But the freewheeling outdoor market may be history by July. On Thursday, June 5, the Pioneer Square Community Association (PSCA) passed out fliers carrying a grim warning: "Due to numerous complaints... the City of Seattle has indicated it will begin enforcement of the municipal codes governing vending in public spaces." Nearby galleries had complained about blocked access to their businesses, and even a few of the indie artists on Occidental had complained about the folks who hawked "non-art" (like toe rings and kitschy Asian imports), which they said violated the "spirit" of First Thursday. Now, at July's First Thursday, artists will need a street-use permit to sell their goods.

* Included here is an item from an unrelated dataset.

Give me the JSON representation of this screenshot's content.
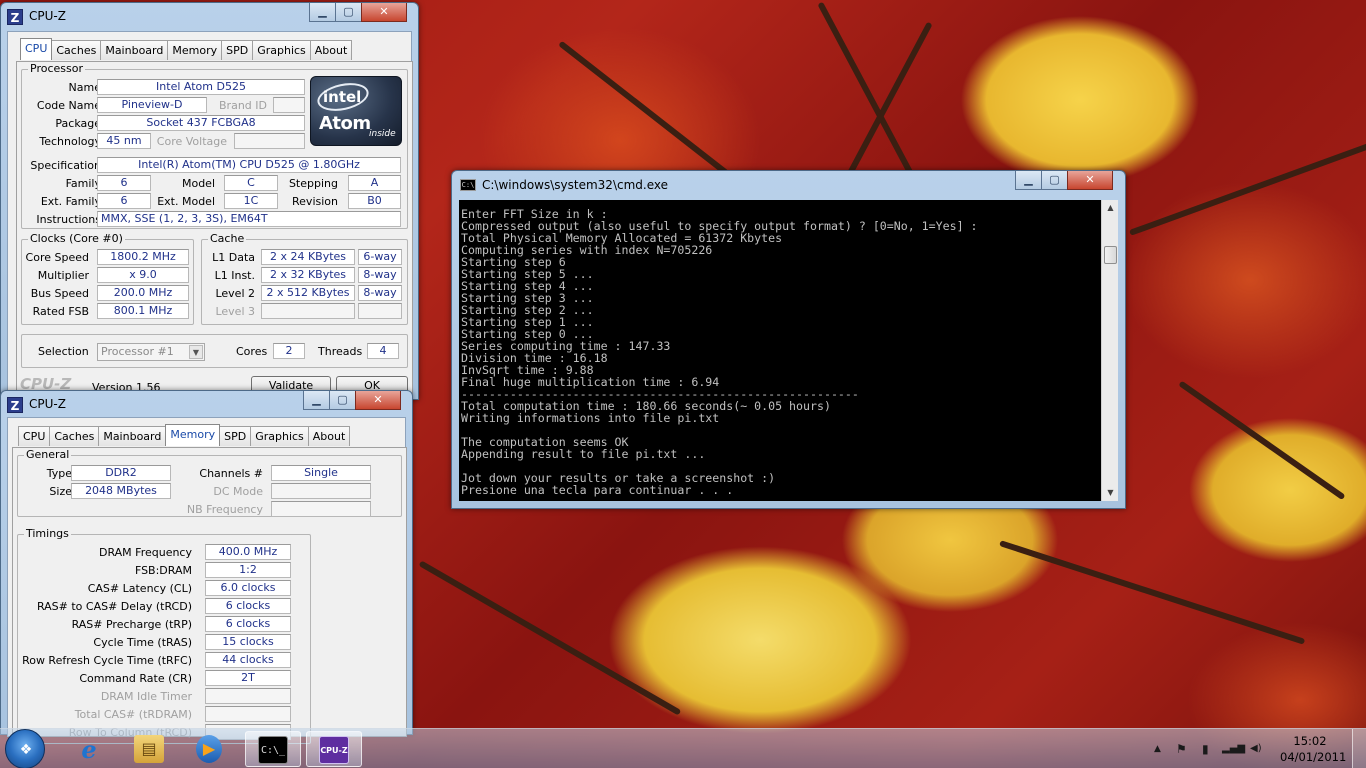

That's harsh news for artists who depend on First Thursday to get their work seen and maybe even make a buck. "It's just a great way for artists to get exposed to people, other artists, and get a start," says Amy Stevens, who sold work on Occidental until she was able to afford a Pioneer Square studio.
The PSCA's program manager, Benjamin Nicholls, says he's trying to come up with alternatives for artists, such as getting group permits. "We are working with the city to encourage independent artists to migrate either to Occidental Park or to the secondary area of Occidental Mall," Nicholls says. Both spaces are one block north of the current location.
"I would hate to see artists detracted from selling their work because they had to get a city permit," Stevens says. "Everyone knows it's illegal, but we all just figure that it's only once a month on a special night."